How old is this newsgroup?

It was created in March 1999

Who created it?

The proponent the group was Alistair Wilson. Our eternal thanks to him!

Credits : Who wrote this FAQ, then?

This FAQ was written in the first instance by Denis Fuller with help from Quark and Gnasher, during November 1999. Thanks must go to Tim Miller of uk.local.southwest for providing a FAQ to modify and to Charles Collinson for some initial advice and comments

Who else contributed?

After the initial draft this FAQ was posted to uk.b.a for comments.

Special thanks must be given to:

( the regulars of ukba who commented)

for all their comments and constructive advice.

I've found a mistake in it ...

Then email , who holds the FAQ, and tell them.
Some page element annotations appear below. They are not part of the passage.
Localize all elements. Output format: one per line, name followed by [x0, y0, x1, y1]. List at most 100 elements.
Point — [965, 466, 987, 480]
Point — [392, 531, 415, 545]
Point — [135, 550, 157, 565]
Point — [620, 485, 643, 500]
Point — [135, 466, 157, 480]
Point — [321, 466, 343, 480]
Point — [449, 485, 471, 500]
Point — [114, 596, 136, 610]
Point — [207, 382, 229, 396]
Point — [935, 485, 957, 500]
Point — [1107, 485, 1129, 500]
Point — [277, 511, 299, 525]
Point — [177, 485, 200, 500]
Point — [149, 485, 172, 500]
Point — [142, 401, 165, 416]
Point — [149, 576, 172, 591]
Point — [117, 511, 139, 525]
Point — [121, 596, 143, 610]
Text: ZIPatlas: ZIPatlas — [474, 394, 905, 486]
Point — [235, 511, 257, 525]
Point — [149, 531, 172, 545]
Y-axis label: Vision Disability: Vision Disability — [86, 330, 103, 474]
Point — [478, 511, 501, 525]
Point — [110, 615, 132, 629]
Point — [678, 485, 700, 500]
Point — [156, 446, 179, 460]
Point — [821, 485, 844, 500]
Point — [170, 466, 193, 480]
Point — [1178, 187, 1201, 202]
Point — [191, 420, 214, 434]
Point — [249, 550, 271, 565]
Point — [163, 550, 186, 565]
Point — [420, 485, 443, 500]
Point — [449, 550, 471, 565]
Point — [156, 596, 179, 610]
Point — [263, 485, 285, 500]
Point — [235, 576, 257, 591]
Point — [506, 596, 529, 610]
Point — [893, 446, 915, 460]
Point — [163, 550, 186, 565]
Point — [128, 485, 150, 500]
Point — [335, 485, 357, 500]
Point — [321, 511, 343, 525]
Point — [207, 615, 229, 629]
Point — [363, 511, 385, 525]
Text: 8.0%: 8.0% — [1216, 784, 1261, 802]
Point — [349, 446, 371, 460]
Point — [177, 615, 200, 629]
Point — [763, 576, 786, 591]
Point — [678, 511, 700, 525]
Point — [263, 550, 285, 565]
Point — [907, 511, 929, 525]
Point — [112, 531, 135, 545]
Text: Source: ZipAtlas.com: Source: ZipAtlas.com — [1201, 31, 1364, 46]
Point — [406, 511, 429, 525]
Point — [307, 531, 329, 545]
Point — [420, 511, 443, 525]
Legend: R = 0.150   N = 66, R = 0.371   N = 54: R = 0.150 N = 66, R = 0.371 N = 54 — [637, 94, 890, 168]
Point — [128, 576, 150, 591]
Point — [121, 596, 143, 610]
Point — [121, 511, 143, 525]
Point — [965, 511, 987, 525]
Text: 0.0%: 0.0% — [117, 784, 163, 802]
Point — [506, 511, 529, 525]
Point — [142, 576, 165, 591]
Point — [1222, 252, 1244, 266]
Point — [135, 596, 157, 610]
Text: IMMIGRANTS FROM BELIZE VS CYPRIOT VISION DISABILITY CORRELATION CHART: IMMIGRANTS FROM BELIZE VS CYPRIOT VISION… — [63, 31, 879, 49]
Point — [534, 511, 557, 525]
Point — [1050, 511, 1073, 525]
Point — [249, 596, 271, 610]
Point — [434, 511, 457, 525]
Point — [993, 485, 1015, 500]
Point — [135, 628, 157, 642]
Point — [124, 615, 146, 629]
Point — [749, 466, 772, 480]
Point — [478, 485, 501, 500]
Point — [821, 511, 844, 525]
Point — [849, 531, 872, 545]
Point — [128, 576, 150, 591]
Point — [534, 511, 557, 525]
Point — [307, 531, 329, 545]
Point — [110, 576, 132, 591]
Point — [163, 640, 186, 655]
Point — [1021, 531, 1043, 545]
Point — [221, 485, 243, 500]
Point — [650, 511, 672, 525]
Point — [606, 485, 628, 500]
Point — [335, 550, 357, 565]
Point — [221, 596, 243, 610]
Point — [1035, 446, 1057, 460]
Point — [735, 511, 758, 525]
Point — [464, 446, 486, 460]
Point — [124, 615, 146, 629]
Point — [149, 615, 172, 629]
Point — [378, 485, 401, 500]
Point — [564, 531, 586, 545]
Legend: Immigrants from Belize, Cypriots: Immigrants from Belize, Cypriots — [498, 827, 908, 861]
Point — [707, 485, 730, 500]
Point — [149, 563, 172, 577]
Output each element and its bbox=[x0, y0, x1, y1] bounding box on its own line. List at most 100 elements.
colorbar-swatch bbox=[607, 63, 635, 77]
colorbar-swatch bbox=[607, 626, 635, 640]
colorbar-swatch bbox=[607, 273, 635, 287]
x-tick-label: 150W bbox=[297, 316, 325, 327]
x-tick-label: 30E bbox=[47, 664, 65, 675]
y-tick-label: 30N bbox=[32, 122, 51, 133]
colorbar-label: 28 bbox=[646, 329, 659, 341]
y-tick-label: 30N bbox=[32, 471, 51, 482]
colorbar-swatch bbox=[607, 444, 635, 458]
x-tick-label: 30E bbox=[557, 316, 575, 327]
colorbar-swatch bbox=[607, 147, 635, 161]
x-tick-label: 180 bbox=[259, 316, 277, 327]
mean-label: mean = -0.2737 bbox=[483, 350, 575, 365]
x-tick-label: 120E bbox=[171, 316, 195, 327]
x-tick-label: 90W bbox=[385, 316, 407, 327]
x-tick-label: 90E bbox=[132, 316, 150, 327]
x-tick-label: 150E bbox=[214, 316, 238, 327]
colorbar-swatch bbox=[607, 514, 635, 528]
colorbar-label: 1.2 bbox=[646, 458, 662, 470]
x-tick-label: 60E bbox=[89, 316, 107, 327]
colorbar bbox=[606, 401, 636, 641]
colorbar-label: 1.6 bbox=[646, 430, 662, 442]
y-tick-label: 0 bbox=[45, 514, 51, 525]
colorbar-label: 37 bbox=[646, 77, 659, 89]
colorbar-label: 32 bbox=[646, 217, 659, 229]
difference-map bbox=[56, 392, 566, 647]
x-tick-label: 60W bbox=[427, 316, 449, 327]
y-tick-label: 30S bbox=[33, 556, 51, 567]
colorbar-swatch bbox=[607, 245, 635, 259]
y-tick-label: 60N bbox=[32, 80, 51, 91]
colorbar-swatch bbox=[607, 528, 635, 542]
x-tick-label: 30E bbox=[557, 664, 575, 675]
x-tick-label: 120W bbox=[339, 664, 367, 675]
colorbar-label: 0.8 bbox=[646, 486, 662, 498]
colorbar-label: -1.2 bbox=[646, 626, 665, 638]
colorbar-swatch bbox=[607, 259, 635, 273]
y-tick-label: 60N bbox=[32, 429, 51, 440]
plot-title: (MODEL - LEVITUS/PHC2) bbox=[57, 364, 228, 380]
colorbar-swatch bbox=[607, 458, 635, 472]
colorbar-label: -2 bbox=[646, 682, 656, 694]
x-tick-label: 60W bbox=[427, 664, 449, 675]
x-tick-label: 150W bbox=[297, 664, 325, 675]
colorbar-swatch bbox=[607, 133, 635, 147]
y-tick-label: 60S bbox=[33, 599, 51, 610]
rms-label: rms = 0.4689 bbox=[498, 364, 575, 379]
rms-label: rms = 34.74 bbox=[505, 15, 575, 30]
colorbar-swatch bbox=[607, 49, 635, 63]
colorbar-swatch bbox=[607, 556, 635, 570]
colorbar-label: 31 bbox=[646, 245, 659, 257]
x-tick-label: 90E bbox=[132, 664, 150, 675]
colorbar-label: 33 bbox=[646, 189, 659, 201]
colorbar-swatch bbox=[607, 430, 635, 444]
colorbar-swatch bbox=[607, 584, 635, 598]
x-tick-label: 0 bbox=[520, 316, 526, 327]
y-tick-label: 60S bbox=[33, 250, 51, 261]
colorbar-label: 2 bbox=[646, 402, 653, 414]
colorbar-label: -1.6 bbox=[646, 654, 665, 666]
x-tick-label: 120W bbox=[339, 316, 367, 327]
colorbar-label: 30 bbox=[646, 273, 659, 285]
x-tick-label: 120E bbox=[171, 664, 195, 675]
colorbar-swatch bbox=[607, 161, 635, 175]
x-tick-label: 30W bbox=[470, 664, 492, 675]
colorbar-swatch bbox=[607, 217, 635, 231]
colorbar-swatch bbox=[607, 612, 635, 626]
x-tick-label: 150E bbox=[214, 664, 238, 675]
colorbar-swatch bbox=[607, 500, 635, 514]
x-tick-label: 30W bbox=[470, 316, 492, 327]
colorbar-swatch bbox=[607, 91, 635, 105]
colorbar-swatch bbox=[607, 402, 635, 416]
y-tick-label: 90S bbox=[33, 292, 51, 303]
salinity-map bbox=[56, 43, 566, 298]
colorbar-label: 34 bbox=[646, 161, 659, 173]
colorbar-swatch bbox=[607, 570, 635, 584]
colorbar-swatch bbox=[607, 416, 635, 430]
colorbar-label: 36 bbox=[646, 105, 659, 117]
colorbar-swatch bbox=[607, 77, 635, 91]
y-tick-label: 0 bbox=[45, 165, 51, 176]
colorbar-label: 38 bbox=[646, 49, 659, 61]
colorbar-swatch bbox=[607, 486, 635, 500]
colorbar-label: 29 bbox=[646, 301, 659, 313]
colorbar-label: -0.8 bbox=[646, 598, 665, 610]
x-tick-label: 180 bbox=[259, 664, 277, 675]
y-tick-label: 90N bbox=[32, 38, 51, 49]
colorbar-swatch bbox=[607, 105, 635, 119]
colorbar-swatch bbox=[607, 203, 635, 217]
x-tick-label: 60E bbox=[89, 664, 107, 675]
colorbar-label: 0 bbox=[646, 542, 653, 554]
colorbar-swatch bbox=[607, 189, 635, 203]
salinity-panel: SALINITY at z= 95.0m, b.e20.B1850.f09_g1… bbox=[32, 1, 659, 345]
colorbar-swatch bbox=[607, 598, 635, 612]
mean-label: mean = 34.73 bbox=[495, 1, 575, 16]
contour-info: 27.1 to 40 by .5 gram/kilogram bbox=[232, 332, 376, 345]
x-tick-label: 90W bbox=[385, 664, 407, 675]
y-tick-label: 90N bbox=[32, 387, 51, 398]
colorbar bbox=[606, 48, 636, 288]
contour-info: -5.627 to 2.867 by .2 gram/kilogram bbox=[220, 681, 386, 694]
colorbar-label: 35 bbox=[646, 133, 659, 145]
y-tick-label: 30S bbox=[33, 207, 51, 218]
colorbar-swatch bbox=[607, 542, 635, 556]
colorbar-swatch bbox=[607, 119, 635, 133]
Note this is only for spelling mistakes, or the like, and not its that you disagree with. Any such bits must be debated on uk.b.a before they are changed.

This FAQ will be constantly revised. The only sections which may not be deleted, only added to, are the Credits - to ensure all those who put hard work in are recognised.

Feel free to suggest FAQ improvements to uk.b.a


You should have fun posting to uk.b.a. That is, after all, the whole point of the exercise.

Have a nice time, it's looking bright out.

This document may be freely distributed and reproduced as long as it

remains wholly unaltered and includes this notice. If you do

redistribute this document, especially on a commercial basis, please

contact the poster of this FAQ before doing so.